Page:Girard - L'Algonquine, 1910.djvu/53

La bibliothèque libre.
Cette page a été validée par deux contributeurs.

Grand Dieu ! en était-elle donc rendue là ?

Elle, la séduisante fille du baron de Castelnay, née d’une mère chrétienne, n’était-elle donc venue en Amérique que pour exercer si cruellement sa vengeance contre une simple enfant des bois ?

Johanne la meurtrière !…

À cette pensée, elle frémit et se signa.

Mais cette Indienne était belle, plus belle qu’elle pour Giovanni, et c’est cette Indienne qui lui avait fermé les portes du bonheur.

Quand un obstacle se présente à soi sur le chemin de la vie, on l’écarte.

L’obstacle c’était Oroboa.

Il fallait donc, à tout prix, le faire disparaître pour toujours.

Jamais être humain n’aurait connaissance du crime commis dans ce lieu désert.

Ni les arbres, ni le fleuve, ni le ciel ne pourraient parler.

Un coup d’épée est vite donné dans la nuit, surtout quand le bras qui tient l’arme est celui d’une femme jalouse.

Puis, il n’y a plus qu’à jeter le corps dans la rivière ou les broussailles épaisses.

Et si, par hasard, on découvrait ce cadavre, qui soupçonnerait jamais Johanne de Castelnay d’avoir fait le coup. À tout moment, à cette époque d’embûches et de surprises, l’Iroquois farouche et sanguinaire tuait sur place ou emmenait prisonnier dans sa bourgade pour la torture quiconque n’était pas de sa nation.

À la pensée du crime qu’elle va commettre, Johanne se sent le cœur pris dans un étau, une sueur froide baigne son front.

Allons, il faut en finir !…

Rageusement, elle tire du fourreau la lame qui jette un éclair.

La longueur seule de cette lame la sépare d’Oroboa.

Elle brandit l’acier qui va rougir le sang jeune et pur de cette vierge indienne.

Qu’attend donc Johanne pour frapper ?

Son bras retombe inerte, pouvant à peine supporter le poids de l’arme.

Et l’Algonquine, ignorante du malheur qui la menace, enveloppée d’une auréole faite par la lune, poursuit sa méditation, les yeux toujours attachés sur cette étoile polaire qui la fascine comme l’étoile de sa destinée.

Une grande pitié est descendue dans le cœur de Johanne comme une gigantesque vague d’émeraude limpide noyant toutes les horribles bêtes qui montent à l’assaut de ce cœur lacéré.

L’Indienne est trop jeune, trop belle, trop bonne.

Au sein de cette solitude splendide et sereine, Johanne s’est rappelé un Dieu vengeur et terrible, un Dieu qui récompense le bien, mais punit le mal.

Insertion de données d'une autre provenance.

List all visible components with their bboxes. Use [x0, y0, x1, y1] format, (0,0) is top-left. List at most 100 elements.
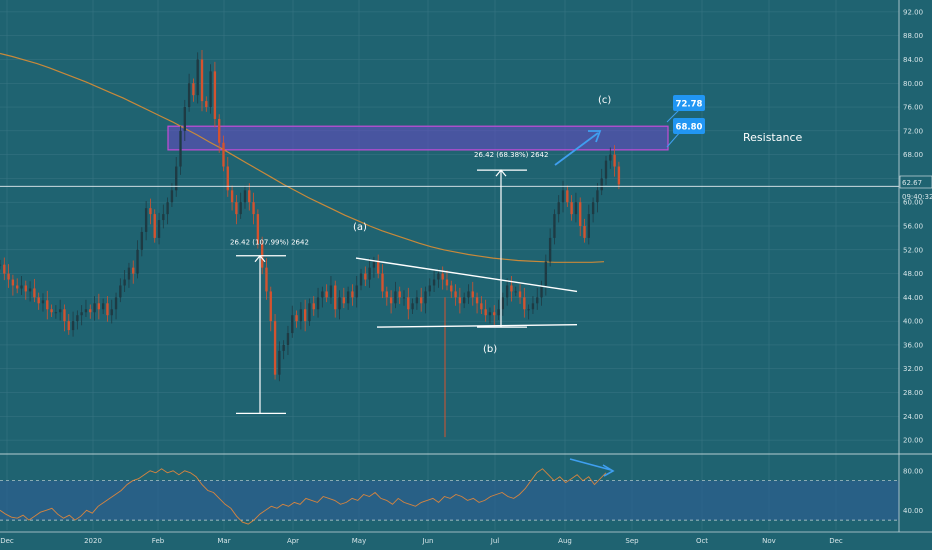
price-tick-label: 36.00 [903, 341, 923, 349]
time-tick-label: Jun [422, 537, 434, 545]
candle-body [269, 291, 272, 322]
candle-body [411, 303, 414, 310]
wave-label-a: (a) [353, 222, 367, 233]
candle-body [346, 291, 350, 304]
candle-body [325, 291, 328, 298]
candle-body [282, 344, 285, 351]
measure-1-label: 26.42 (107.99%) 2642 [230, 239, 309, 247]
candle-body [420, 297, 423, 304]
candle-body [377, 261, 380, 274]
rsi-tick-label: 80.00 [903, 467, 923, 475]
resistance-zone [167, 125, 669, 151]
candle-body [144, 208, 148, 232]
candle-body [175, 166, 178, 191]
candle-body [127, 267, 131, 280]
candle-body [291, 315, 294, 334]
resistance-label: Resistance [743, 131, 803, 144]
candle-body [540, 285, 543, 298]
candle-body [24, 285, 27, 292]
candle-body [93, 303, 96, 313]
candle-body [110, 309, 113, 316]
measure-1-arrowhead [254, 254, 266, 263]
candle-body [239, 202, 242, 215]
wave-label-c: (c) [598, 95, 611, 106]
time-tick-label: Feb [152, 537, 165, 545]
candle-body [488, 312, 492, 316]
candle-body [196, 59, 199, 96]
price-tick-label: 24.00 [903, 413, 923, 421]
candle-body [338, 297, 341, 310]
candle-body [445, 279, 449, 286]
candle-body [381, 273, 384, 292]
candle-body [402, 297, 406, 299]
candle-body [407, 297, 410, 310]
candle-body [11, 279, 15, 286]
candle-body [351, 291, 354, 298]
price-tick-label: 52.00 [903, 246, 923, 254]
rsi-divergence-arrow [569, 458, 612, 471]
candle-body [256, 214, 260, 244]
candle-body [200, 59, 204, 102]
candle-body [106, 303, 109, 316]
time-tick-label: Mar [217, 537, 230, 545]
rsi-axis: 80.00 40.00 [903, 467, 923, 514]
candle-body [462, 297, 466, 304]
candle-body [613, 154, 616, 167]
candle-body [252, 202, 255, 215]
price-tick-label: 48.00 [903, 270, 923, 278]
forecast-arrow-up-head [588, 130, 602, 143]
candle-body [0, 264, 2, 266]
time-axis[interactable]: Dec 2020 Feb Mar Apr May Jun Jul Aug Sep Oct Nov Dec [0, 531, 932, 545]
time-tick-label: Sep [625, 537, 639, 545]
measure-2-label: 26.42 (68.38%) 2642 [474, 151, 548, 159]
candle-body [187, 83, 191, 108]
price-tick-label: 44.00 [903, 294, 923, 302]
candle-body [308, 303, 311, 322]
candle-body [454, 291, 457, 298]
price-tick-label: 28.00 [903, 389, 923, 397]
candle-body [398, 291, 401, 298]
candle-body [265, 267, 268, 292]
candle-body [329, 285, 333, 298]
candle-body [166, 202, 169, 215]
current-price-tag: 62.67 09:40:32 [899, 175, 932, 201]
candle-body [604, 160, 608, 179]
candle-body [235, 202, 238, 215]
candle-body [596, 190, 599, 203]
rsi-tick-label: 40.00 [903, 507, 923, 515]
candle-body [299, 309, 303, 322]
time-tick-label: Nov [762, 537, 776, 545]
measure-2-arrowhead [495, 169, 507, 177]
candle-body [140, 231, 144, 250]
candle-body [544, 261, 548, 286]
candle-body [132, 267, 135, 274]
time-tick-label: Oct [696, 537, 708, 545]
candle-body [16, 285, 19, 289]
candle-body [278, 350, 281, 375]
candle-body [583, 226, 586, 238]
candle-body [579, 202, 582, 226]
candle-body [192, 83, 195, 96]
candle-body [359, 273, 363, 286]
forecast-arrow-up [554, 132, 599, 166]
candle-body [428, 285, 431, 292]
candle-body [20, 285, 23, 289]
candle-body [484, 309, 487, 316]
candle-body [389, 297, 393, 304]
resistance-box [167, 125, 669, 151]
candle-body [46, 300, 49, 310]
candle-body [501, 297, 505, 310]
rsi-divergence-arrow-head [602, 464, 615, 477]
candle-body [80, 312, 83, 316]
candle-body [157, 220, 161, 238]
price-tick-label: 20.00 [903, 437, 923, 445]
candle-body [63, 309, 66, 322]
measure-tools: 26.42 (107.99%) 2642 26.42 (68.38%) 2642 [230, 151, 548, 414]
candle-body [316, 297, 320, 310]
price-tick-label: 56.00 [903, 223, 923, 231]
candle-body [41, 300, 45, 304]
candle-body [149, 208, 152, 215]
wave-label-b: (b) [483, 344, 497, 355]
candle-body [286, 333, 290, 345]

Ce Dieu la maudirait si elle tuait cette enfant, et se présentait à Giovanni les mains teintes de sang.

Alors, elle rengaina lentement.

Et, après avoir rabattu sur ses yeux son chapeau à larges bords, et s’être enveloppée de son noir manteau, elle toucha l’Algonquine à l’épaule et se rejeta vivement dans l’ombre.

L’Algonquine sursauta.

— Qui êtes-vous, s’écria-t-elle, en apercevant cette forme toute noire qu’elle ne connaissait pas. Elle fut bien près d’appeler à son secours le Huron, son compagnon parti avec elle de Québec, mais un sentiment dont elle ne se rendit pas compte la retint.

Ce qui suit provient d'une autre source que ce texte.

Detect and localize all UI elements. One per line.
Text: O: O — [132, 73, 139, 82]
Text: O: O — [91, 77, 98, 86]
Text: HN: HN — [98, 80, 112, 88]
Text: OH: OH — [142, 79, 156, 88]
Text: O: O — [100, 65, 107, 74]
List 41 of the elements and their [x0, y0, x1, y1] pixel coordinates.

Johanne, grossissant sa voix mélodieuse de sirène répondit simplement :

— Ami.

Et aussitôt après :

— Qui êtes-vous, vous-même, ajouta-t-elle.

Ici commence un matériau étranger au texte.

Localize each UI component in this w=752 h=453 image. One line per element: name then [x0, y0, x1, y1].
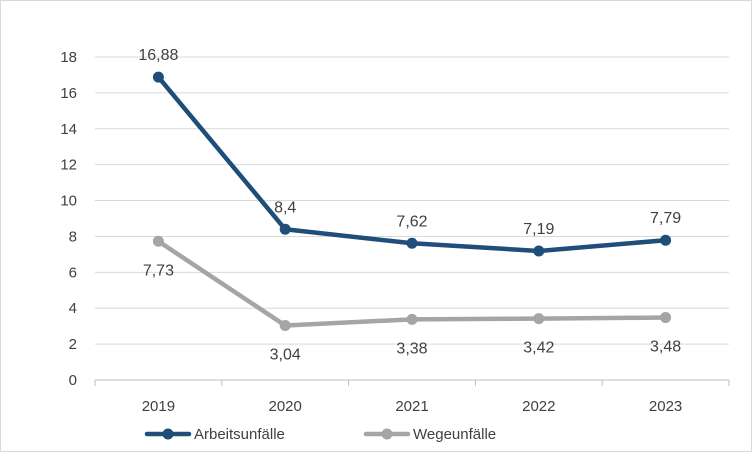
- series-line-1: [156, 239, 668, 328]
- data-point: [406, 237, 418, 249]
- data-label: 3,38: [396, 340, 427, 357]
- data-label: 7,79: [650, 210, 681, 227]
- x-tick-label-2022: 2022: [522, 398, 555, 415]
- x-tick-label-2020: 2020: [269, 398, 302, 415]
- legend-label-1: Wegeunfälle: [413, 426, 496, 443]
- grid-lines: [95, 56, 729, 345]
- data-point: [279, 223, 291, 235]
- x-tick-label-2023: 2023: [649, 398, 682, 415]
- y-tick-label: 4: [69, 300, 77, 317]
- data-label: 7,62: [396, 213, 427, 230]
- legend-marker-0: [162, 428, 174, 440]
- y-tick-label: 0: [69, 372, 77, 389]
- y-tick-label: 14: [60, 121, 77, 138]
- data-label: 16,88: [138, 47, 178, 64]
- data-point: [660, 234, 672, 246]
- data-point: [533, 245, 545, 257]
- data-point: [660, 312, 672, 324]
- series: [152, 71, 672, 331]
- legend-label-0: Arbeitsunfälle: [194, 426, 285, 443]
- data-label: 3,42: [523, 340, 554, 357]
- data-label: 3,04: [270, 346, 301, 363]
- data-labels: 16,88 8,4 7,62 7,19 7,79 7,73 3,04 3,38 3,42 3,48: [138, 47, 681, 363]
- y-tick-label: 10: [60, 193, 77, 210]
- data-point: [533, 313, 545, 325]
- data-label: 7,19: [523, 221, 554, 238]
- data-point: [279, 319, 291, 331]
- data-label: 8,4: [274, 199, 296, 216]
- data-label: 7,73: [143, 262, 174, 279]
- data-point: [152, 235, 164, 247]
- y-tick-label: 12: [60, 157, 77, 174]
- data-label: 3,48: [650, 339, 681, 356]
- y-tick-label: 16: [60, 85, 77, 102]
- x-tick-label-2021: 2021: [395, 398, 428, 415]
- y-tick-label: 2: [69, 336, 77, 353]
- y-tick-label: 6: [69, 264, 77, 281]
- legend-marker-1: [381, 428, 393, 440]
- data-point: [406, 313, 418, 325]
- y-tick-label: 8: [69, 228, 77, 245]
- y-tick-label: 18: [60, 49, 77, 66]
- data-point: [152, 71, 164, 83]
- axes: 0 2 4 6 8 10 12 14 16 18 2019 2020 2021 2022 2023: [60, 49, 730, 415]
- legend: Arbeitsunfälle Wegeunfälle: [144, 426, 496, 443]
- x-tick-label-2019: 2019: [142, 398, 175, 415]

Oroboa, après quelques secondes d’hésitation, répondit :

— Oroboa, fille de Paul Tessouehat, le vaillant chef algonquin, dont les wigwams entendront longtemps chanter les prouesses.

— Et que faites-vous seule, à cette heure, dans ces bois ?

— Je retourne dans mon pays.

— Et d’où venez-vous ?

À cette question, Oroboa fut quelques instants sans répondre, puis tout à coup :

— Après avoir été adoptée à Québec, dit-elle, par une famille honorable, j’en ai été chassée par la fille du maître de la maison.